Migration paths to quantum-resistant cryptography (e.g., via post-quantum signature schemes) need to be designed, tested, and possibly embedded in the protocol years before they are needed. Organizations across the Ethereum ecosystem, including the Ethereum Foundation, are actively exploring these options and monitoring risks.

Even an idealized blockchain ecosystem will have risks, attacks, and vulnerabilities. When things do go wrong, there must be effective systems to mitigate, detect and respond. Challenges here include:

• Reaching the affected team. It can be difficult to get in contact with the team whose application has been compromised. This can lead to hours of delays, limiting the ability for responders to recover funds.
• Escalating issues at related organizations. When the issue involves a platform (like a social network or centralized exchange) it can be challenging for responders to escalate the issue if they do not have a pre-existing contact.
• Response coordination. It is often unclear how many incident response teams are assisting the affected application, leading to miscommunication or wasted effort when a group effort may have been more effective.
• Lack of monitoring capabilities. It can be difficult to monitor for onchain and offchain issues, which would provide early warning and ensure a swift response to threats.
• Access to insurance. Insurance is an essential tool for mitigating losses in most traditional systems that deal with money, financial systems, identity, and other valuable information. However, today few insurance options are available from traditional financial services for the crypto ecosystem.

These risks tend to be more long-term oriented, and concern Ethereum as a whole rather than the security of individual users or applications.

6.1 Stake centralization

Centralization of large amounts of stake can pose risks to Ethereum as a whole if the entities controlling that stake decide to collude.
This economic centralization creates the potential for social governance capture. If a small group of validators controls a supermajority of stake, they could:

• Coordinate on or resist forks.
• Censor certain transactions or contracts.
• Undermine community consensus by threatening exit or opposition.

If this extreme scenario were to happen, the Ethereum community has suggested that "social slashing" might be the answer. Social slashing is the use of offchain social consensus to decide to slash misbehaving validators, as a check on their power. But no clear norms, procedures, or tooling exist to enact such measures (see section 4.4).

6.2 Offchain asset centralization

Ethereum hosts significant amounts of real world assets, where the assets are held offchain in bank accounts or other deposits, which are then traded onchain via tokens that represent a claim on the offchain assets. For instance, many large stablecoins function this way.

The institutions that hold the offchain deposits may have influence over the Ethereum ecosystem. For instance, during an extreme scenario where there is a contentious fork or network upgrade, large depositors can influence which chain becomes widely accepted by only choosing to recognize tokens on one chain or the other.

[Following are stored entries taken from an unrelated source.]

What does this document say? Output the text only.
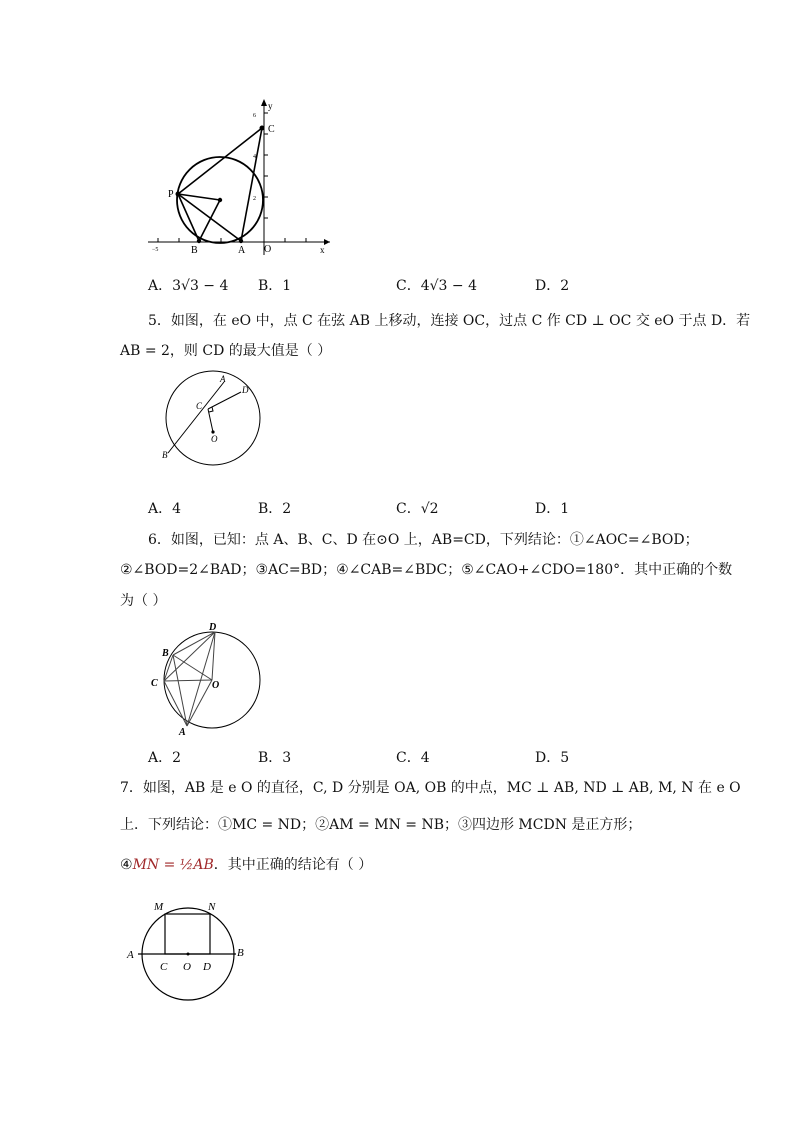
y
x
6
4
2
−5
C
P
B	A O
A．3√3 − 4 B．1	C．4√3 − 4	D．2
5．如图，在 eO 中，点 C 在弦 AB 上移动，连接 OC，过点 C 作 CD ⊥ OC 交 eO 于点 D．若
AB = 2，则 CD 的最大值是（ ）
A
D
C
O
B
A．4	B．2	C．√2	D．1
6．如图，已知：点 A、B、C、D 在⊙O 上，AB=CD，下列结论：①∠AOC=∠BOD；
②∠BOD=2∠BAD；③AC=BD；④∠CAB=∠BDC；⑤∠CAO+∠CDO=180°．其中正确的个数
为（ ）
D
B
C	O
A
A．2	B．3	C．4	D．5
7．如图，AB 是 e O 的直径，C, D 分别是 OA, OB 的中点，MC ⊥ AB, ND ⊥ AB, M, N 在 e O
上．下列结论：①MC = ND；②AM = MN = NB；③四边形 MCDN 是正方形；
④MN = ½AB．其中正确的结论有（ ）
M	N
A	B
C O D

6.3 Regulatory attack or pressure

Governments and regulators could pressure various entities that control important components of the Ethereum stack to censor or otherwise interfere with the Ethereum protocol. Institutional users of Ethereum could also be impacted by these pressures, which would have further consequences for their users (e.g. a bank who can no longer offer certain crypto products due to regulatory bans).

6.4 Organizational capture of governance

Ethereum's open source governance and development processes are driven by a diverse and global set of teams and companies that maintain core client software, infrastructure, and tooling.

Various forms of influence (corporate acquisitions, funding dependencies, employment of key contributors, conflicts of interest inside existing orgs) could gradually shift the culture and priorities of Ethereum governance. This may lead to alignment with specific commercial or external interests that diverge from the community-driven ethos and established roadmap, potentially weakening Ethereum's neutrality and resilience over time.